Early in the morning he bought newspapers and clipped the articles that had to do with crashes. In the afternoon, after finishing his work, he bathed and changed into his kimono. From that time until midnight, his door locked, he worked on his shoebox files.

First he typed the articles on filing cards, then retyped them on other cards to show where the various accounts agreed and disagreed. Lastly he prepared cards under several hundred categories to cross-reference the accident.

His system was so meticulous that the crash of a small private plane could fill half a shoebox, a major disaster as many as eight shoeboxes.

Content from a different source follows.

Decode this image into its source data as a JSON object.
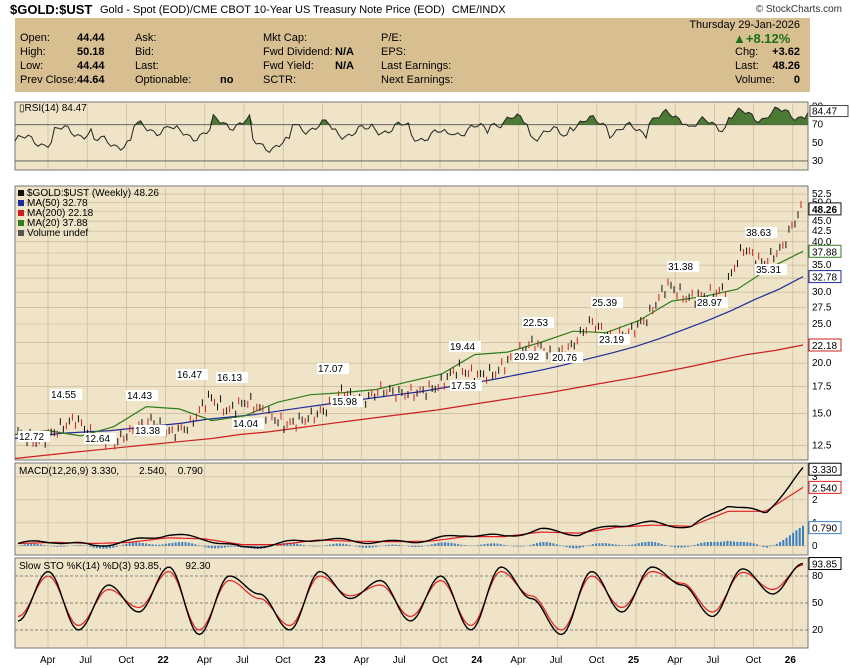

It was demanding work but Hato knew that someday experts from many countries would come to consult his files. His fame would spread, he would be asked to lecture and give his opinions on television.

Near the end of his second and last year of study Hato was invited to a dance sponsored by an evangelical church group. He found himself sitting next to a girl who was a cripple and also couldn’t dance. She invited him back to the same hall that following night for a religious discussion. Hato ate cookies and volunteered to proselytize for the group every day from late afternoon to midnight.

The militant sect, of southern origin, provided him with a sign quoting from the Bible and a tambourine. Because he was in love with the crippled girl he was only too glad to stand on streetcorners in the Bowery waving the sign and shaking the tambourine while she sang psalms. He intended to marry her and take her back to Japan.

A weekend came when the girl invited him to her home outside the city. The girl’s father watched him suspiciously, Hato grinned. The girl’s mother went into the kitchen and stayed there. The first meal at the house consisted of potato soup, potato pancakes, bread and bread pudding, and peppers stuffed with potatoes. Being accustomed to yogurt and a slice of raw fish for lunch, Hato was both dazed and nauseated. Several times during the meal he had to go to the bathroom to vomit noisily.

Afterward the girl’s father sat him down in the living room. He made an allusion to American nurses in Manila Bay. Hato grinned, still feeling ill. The father mentioned forced marches, death marches, sneak attacks, mass attacks, regimented ants, national guilt.

Hato fell asleep, awakening a few hours later to a meal of boiled potatoes, baked potatoes, mashed and fried and roasted potatoes, potatoes colored to look like vegetables and shaped to look like meats. By the end of the weekend he knew that he would always hate all Americans and that marrying the crippled girl was out of the question.

When he returned to Tokyo Hato decided to make a lot of money in order to go to Paris and become a movie director. The quickest way to make money was as a gangster. He was interviewed and eventually sat facing a small, rotund man who was rumored to be the director of an enormous criminal syndicate. In exchange for his loyalty, free room and board, and one day off a month, he was offered a substantial sum of money at the end of eight years of service. Hato accepted the offer, trimmed his hair, and bought a business suit.

Working for a criminal syndicate in Japan, however, didn’t turn out to be what he had expected. Instead of kicking whores and pistol-whipping shopkeepers, his job consisted of carrying reports from a computer across the gangplank to Kikuchi-Lotmann’s houseboat. He stood rigidly at attention while his employer smoked a cigar, changed his necktie, mixed a salad dressing, poured himself a pink gin.

Finally he was given instructions. He recrossed the gangplank and repeated the instructions to a programmer who fed them into a computer.

Despite his advanced mathematical training, his fanatical desire for adventure, and his fanatical willingness to take risks, Hato had been hired for only one reason. He was extraordinarily familiar with world geography. Few people would have recognized all the names that appeared in Kikuchi-Lotmann’s reports, so vast were his enterprises. Hato never confused them, however, due entirely to his experience with the airplane clippings.